Brian Wahl, epidemiologist at Johns Hopkins Bloomberg School of Public Health says, “Most models for COVID-19 that look beyond two or so weeks rely heavily on assumptions of vaccination rates and levels of physical and social distancing.”

Wahl says some of the models that predict a third wave have “assumed current vaccination rates and non-pharmaceutical interventions like physical distancing and mask wearing.”

K Srinath Reddy, president of the Public Health Foundation of India says a third wave is expected anywhere between August and October. “We can limit it to a ripple rather than a tidal wave. If we are lax, we will suffer a severe surge.”

While the number of people susceptible to the virus will be fewer than those at the beginning of the second wave, many are still vulnerable. This will play a role if the “third wave comes in August. By October, many more will be vaccinated,” he says.

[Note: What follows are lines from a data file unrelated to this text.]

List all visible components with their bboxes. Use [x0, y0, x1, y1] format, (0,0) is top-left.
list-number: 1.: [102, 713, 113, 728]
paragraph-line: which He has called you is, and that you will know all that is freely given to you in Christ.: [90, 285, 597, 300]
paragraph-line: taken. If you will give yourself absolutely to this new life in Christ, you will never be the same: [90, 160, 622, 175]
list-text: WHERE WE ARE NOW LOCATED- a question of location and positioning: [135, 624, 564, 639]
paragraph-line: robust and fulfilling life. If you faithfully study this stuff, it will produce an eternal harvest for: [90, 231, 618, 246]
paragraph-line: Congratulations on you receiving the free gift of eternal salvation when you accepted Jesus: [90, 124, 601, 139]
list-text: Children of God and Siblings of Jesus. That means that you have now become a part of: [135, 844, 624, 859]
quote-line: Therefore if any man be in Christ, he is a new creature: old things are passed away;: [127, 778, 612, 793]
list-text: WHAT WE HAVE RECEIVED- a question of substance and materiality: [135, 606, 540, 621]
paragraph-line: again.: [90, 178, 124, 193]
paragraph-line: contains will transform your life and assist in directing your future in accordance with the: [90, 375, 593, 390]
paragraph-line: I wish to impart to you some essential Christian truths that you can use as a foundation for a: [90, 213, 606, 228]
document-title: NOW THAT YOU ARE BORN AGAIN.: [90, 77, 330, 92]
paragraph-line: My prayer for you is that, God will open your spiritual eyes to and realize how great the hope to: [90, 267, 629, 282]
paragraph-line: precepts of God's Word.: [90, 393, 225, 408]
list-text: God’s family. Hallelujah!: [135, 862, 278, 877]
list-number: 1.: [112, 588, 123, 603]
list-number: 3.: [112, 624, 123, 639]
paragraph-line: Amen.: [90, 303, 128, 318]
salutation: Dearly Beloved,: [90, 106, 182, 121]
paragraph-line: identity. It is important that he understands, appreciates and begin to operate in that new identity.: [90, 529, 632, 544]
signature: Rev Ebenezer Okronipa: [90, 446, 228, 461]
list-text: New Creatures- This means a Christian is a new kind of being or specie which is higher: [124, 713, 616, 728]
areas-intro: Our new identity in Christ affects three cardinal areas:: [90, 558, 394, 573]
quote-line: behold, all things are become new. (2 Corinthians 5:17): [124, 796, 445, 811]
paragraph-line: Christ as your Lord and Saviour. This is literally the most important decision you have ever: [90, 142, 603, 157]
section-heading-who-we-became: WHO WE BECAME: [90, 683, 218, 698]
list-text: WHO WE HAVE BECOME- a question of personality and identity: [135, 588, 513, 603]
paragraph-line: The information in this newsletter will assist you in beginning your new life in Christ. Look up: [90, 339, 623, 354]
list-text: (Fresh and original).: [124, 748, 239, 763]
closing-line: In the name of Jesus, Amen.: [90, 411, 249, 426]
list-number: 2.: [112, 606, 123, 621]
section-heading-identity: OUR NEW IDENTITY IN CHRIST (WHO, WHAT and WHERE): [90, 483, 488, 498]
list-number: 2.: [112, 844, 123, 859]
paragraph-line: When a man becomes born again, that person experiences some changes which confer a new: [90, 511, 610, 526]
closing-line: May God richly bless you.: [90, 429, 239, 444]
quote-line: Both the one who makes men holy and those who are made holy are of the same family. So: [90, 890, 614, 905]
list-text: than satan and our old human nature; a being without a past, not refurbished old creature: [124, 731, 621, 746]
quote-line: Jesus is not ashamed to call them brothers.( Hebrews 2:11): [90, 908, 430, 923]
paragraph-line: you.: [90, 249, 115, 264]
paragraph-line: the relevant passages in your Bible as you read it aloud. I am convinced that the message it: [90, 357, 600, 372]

Vaccination is key to influencing the severity of a wave.

"If majority are not yet vaccinated then there is a high probability that the infection rate will go up,” says Polly Roy, professor of virology at the London School of Hygiene and Tropical Medicine.

How severe will the next wave be?

A third wave of COVID-19 in India is unlikely to be as severe as the second wave given the extent of spread of the virus, according to an ICMR modelling study, which reviewed data with assumptions to see the impact of various levels of waning of existing immunity. The modellers examined four factors – waning immunity without any change in the virus, emergence of a new virus variant capable of escaping pre-existing immunity, emergence of a more transmissible variant without loss of immunity to previously circulating strains and fresh opportunities for transmission afforded by relaxation of local restrictive measures (lockdowns).

Immune-mediated mechanisms — waning immunity or viral evolution — are unlikely to drive a severe third wave, unless such mechanisms lead to a complete loss of protection among those previously exposed, the study notes.

Likewise, a new, more transmissible variant would have to exceed a high threshold (R0 >4.5) to cause a third wave on its own, it suggests.

Bhatnagar, however, says that genetic sequencing must be used at a large scale to examine the spectrum of variants.

Mandal and colleagues have also recommended measures to take the vaccination drive closer to the people at the community level. They suggest creating satellite vaccination centres near rural hamlets and urban resident welfare associations, converting community halls and using large parking spaces for drive-in vaccination, and using mobile vaccination facilities to cover populations who cannot easily access centres.